David. Re-election chances starting to drop – though still have 36 months to go. Politics is a rum old game. Who would have thought that a British Conservative Prime Minister would be telling the nations of Europe that their best (and only) hope was to move toward a full-on political union led by Germany? Yet George keeps on telling me that really is the best hope for our economy until the next election. Maybe, but it would be terrible for Britain’s influence with the US and China if Europe was truly one country with an elected President. I really can’t see it happening though, but I just don’t know if that is a good or a bad thing. That photo should do me the world of good with all the ordinary footy supporters in the country though – not many Posh Boys really like association football. Like Angela I had to be grovel a bit to Francois.

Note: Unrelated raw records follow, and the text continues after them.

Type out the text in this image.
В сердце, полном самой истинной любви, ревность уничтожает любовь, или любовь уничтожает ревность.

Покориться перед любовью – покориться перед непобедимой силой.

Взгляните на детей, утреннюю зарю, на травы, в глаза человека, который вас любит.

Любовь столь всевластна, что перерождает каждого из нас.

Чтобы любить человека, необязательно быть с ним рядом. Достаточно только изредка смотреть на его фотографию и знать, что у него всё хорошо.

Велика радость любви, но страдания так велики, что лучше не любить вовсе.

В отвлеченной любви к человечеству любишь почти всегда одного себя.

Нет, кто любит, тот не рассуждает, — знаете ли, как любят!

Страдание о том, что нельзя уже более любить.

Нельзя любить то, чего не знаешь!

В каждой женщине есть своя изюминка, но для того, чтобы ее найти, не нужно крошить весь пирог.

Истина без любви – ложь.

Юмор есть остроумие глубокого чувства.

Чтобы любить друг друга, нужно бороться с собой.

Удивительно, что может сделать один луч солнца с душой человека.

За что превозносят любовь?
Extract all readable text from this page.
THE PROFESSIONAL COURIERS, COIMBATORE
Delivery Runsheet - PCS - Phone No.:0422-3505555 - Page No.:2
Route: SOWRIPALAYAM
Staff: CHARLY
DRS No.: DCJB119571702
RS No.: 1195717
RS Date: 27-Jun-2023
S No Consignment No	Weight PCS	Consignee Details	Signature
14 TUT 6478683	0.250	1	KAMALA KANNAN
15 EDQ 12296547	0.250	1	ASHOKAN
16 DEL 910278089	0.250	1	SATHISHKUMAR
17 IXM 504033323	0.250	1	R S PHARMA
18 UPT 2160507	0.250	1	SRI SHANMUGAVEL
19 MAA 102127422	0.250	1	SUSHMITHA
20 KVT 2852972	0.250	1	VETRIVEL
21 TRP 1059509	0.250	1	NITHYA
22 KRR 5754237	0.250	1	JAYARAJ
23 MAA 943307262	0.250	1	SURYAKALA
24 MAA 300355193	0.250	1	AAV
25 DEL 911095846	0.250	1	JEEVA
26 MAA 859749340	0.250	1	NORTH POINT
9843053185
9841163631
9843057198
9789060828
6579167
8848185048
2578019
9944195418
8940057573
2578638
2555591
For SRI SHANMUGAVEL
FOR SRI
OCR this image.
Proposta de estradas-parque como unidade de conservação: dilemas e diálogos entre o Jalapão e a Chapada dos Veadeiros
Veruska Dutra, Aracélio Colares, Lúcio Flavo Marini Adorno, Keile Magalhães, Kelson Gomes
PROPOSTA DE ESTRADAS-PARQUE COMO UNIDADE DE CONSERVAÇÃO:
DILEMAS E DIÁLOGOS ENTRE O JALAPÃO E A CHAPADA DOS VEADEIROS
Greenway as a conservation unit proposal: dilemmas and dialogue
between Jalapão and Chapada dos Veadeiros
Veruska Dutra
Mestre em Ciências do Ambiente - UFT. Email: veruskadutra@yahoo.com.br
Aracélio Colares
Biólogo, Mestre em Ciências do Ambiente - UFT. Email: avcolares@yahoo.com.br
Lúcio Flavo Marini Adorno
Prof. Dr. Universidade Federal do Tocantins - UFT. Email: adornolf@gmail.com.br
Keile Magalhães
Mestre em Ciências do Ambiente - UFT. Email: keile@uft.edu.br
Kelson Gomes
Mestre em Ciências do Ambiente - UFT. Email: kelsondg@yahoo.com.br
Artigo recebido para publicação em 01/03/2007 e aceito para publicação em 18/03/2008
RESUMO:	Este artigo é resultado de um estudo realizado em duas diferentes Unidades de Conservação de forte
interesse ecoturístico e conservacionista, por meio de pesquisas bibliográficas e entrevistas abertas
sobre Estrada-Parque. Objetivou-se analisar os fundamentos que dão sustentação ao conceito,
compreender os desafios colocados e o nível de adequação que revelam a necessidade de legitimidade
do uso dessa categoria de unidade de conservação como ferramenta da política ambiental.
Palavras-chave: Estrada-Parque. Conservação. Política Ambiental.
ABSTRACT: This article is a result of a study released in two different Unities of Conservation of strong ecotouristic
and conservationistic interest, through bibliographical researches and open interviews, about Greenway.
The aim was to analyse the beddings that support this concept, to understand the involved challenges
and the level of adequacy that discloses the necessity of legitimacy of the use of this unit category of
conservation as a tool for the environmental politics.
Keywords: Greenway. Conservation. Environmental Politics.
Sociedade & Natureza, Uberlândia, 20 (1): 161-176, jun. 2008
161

Francois. Chances in the parliamentary elections in 4 weeks definitely on the up. Life is amazing right now. Two weeks I was M. Normal, a French Socialist leader that had never had responsibility for anything in my life except for other Socialists, and now the President of the United States of America is telling me and the others what wonderfully interesting ideas I have. Also quite a nice feeling for Angela and David to have to be extra nice to me right now – I shall make good use of that back home in the next few weeks ahead of the elections.

Mario. Politicians are so transparent, always worrying about their election prospects.

Vladimir. Why are these guys so afraid of elections? Everyone’s beating up on Angela. I reckon she needs a good friend like me, and then just maybe we can get Germany to see Russia as their best European ally, instead of always looking westward.